Difficile dans ces conditions de ne pas voir des règlements de comptes déguisés
contre Patrick Tanon. En tapant sur ses proches, Boni Yayi pourrait ainsi se
venger de l’homme qui a jusque-là échappé aux « serres » de la justice béninoise
lancée à ses trousses. Si tel est le cas, on pourrait dire que le président Boni
Yayi a aussi malheureusement sombré dans cette théorie de la complotite. Mais
quel serait l’objectif d’une telle mise en scène ? Pour « débroussailler »
autour de lui afin de pouvoir au moins finir son mandat sans être gêné par
quelque indésirable que ce soit ? Ce n’est pas impossible.
Si par contre,
le président Boni Yayi a raison, c’est-à-dire qu’au cas où il y aurait eu de
véritables tentatives de putsch, c’est très grave. En effet, il est de notoriété
publique que le Bénin est l’une des vitrines de la démocratie en Afrique. Avec
le Ghana et le Sénégal, il est, comme un phare dans les ténèbres de la
gouvernance étatique en Afrique de l’Ouest, une sorte d’étendard démocratique
face à la plupart des Etats africains où les dictatures plus ou moins sournoises
ont encore, hélas, la peau dure. Toutefois, force est de reconnaître que le
passage de Boni Yayi au sommet de l’Etat n’aura pas fait que du bien à cette
démocratie. Boni Yayi, faut-il le rappeler, est, dans sa conquête du pouvoir,
arrivé à un moment favorable où le peuple béninois, lassé de sa vieille classe
politique, avait besoin d’un changement d’hommes. Nul doute que ce fut un
facteur important pour son accession à la magistrature suprême de son pays.

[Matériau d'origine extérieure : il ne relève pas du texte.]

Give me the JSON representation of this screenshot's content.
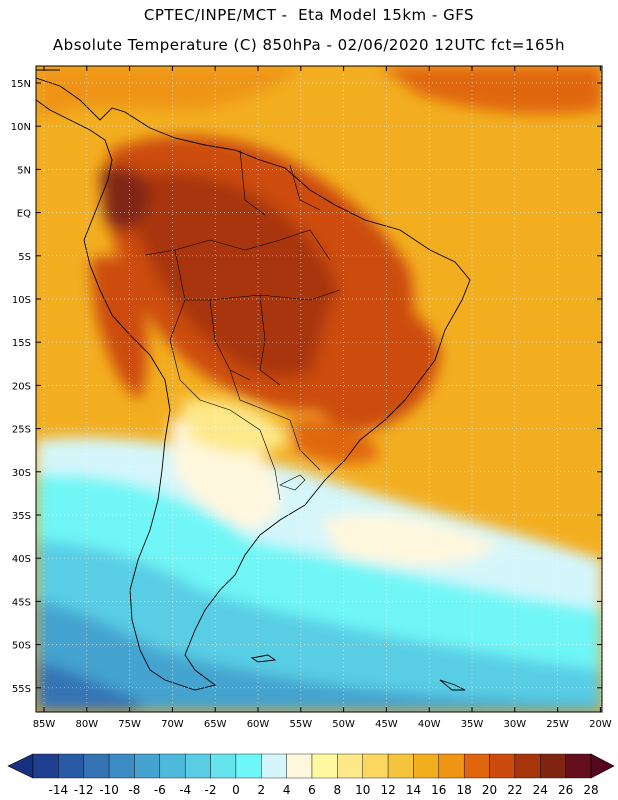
{
  "header": {
    "line1": "CPTEC/INPE/MCT -  Eta Model 15km - GFS",
    "line2": "Absolute Temperature (C) 850hPa - 02/06/2020 12UTC fct=165h"
  },
  "axes": {
    "lat_labels": [
      "15N",
      "10N",
      "5N",
      "EQ",
      "5S",
      "10S",
      "15S",
      "20S",
      "25S",
      "30S",
      "35S",
      "40S",
      "45S",
      "50S",
      "55S"
    ],
    "lon_labels": [
      "85W",
      "80W",
      "75W",
      "70W",
      "65W",
      "60W",
      "55W",
      "50W",
      "45W",
      "40W",
      "35W",
      "30W",
      "25W",
      "20W"
    ]
  },
  "colorbar": {
    "labels": [
      "-14",
      "-12",
      "-10",
      "-8",
      "-6",
      "-4",
      "-2",
      "0",
      "2",
      "4",
      "6",
      "8",
      "10",
      "12",
      "14",
      "16",
      "18",
      "20",
      "22",
      "24",
      "26",
      "28"
    ],
    "colors": [
      "#1f3f8f",
      "#2a5aa6",
      "#3573b5",
      "#3d8cc4",
      "#45a3cf",
      "#4fb9dc",
      "#58cde4",
      "#66e3ec",
      "#6ff6f6",
      "#d4f6fb",
      "#fff7dd",
      "#fffaa0",
      "#fde98a",
      "#fbd760",
      "#f5c43e",
      "#f3ae20",
      "#ef9413",
      "#e0660e",
      "#cc4b0c",
      "#a8360c",
      "#802512",
      "#650f1c"
    ],
    "under_color": "#183080",
    "over_color": "#550720"
  }
}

Aussi, tout comme le président malien déchu, Amadou Toumani Touré, est-il arrivé
au pouvoir en s’appuyant sur des forces coalisées mais disparates. Dans un tel
contexte, gouverner peut s’avérer un véritable exercice de grand écart dicté par
le souci de contenter les principales factions qui ont soutenu la candidature du
chef de l’Etat. Un tel consensus pour gérer les affaires d’Etat peut cacher des
dessous détestables en matière de qualité de la gouvernance dans le pays, comme
il en a été question au Mali aux dires des contempteurs de ATT après la chute de
son régime. Au Bénin, sous le régime de l’actuel chef de l’Etat, les scandales
de corruption surtout sont ahurissants. Bien entendu que cela n’est pas à la
hauteur de la démocratie béninoise et ne met pas l’actuel président à l’abri de
toute tentative de déstabilisation. Comme on le sait en Afrique, l’armée n’est
jamais trop loin du pouvoir, pour ne pas dire qu’elle a toujours tendance à
faire main basse sur l’appareil d’Etat. Et aucun pays n’en est vraiment à l’abri
tant la démocratie est encore fragile sur le continent. Alors, méfiance. En tout
cas, si l’une quelconque de ces tentatives de coup d’Etat évoquées par le
pouvoir béninois venait à se confirmer, et pire à se concrétiser, l’image de
marque du Bénin s’en trouverait sérieusement écornée. Un tel recul servirait
sans conteste les intérêts des putschistes et antidémocrates de tout acabit qui
ne manqueraient pas l’occasion de rire sous cape, se réjouissant ainsi du fait
que les modèles démocratiques du continent chutent et les rejoignent dans la
boue fétide de l’irresponsabilité en matière de gouvernance des Etats. Ce serait
bien entendu un véritable motif de désespoir pour tous les démocrates sincères
de ce continent et d’ailleurs. Pourvu que toute cette agitation n’ait rien de
sérieux et que ce faisant, le pouvoir béninois se ressaisisse sans délai et
œuvre à ce que le pays retrouve tout son lustre démocratique d’antan.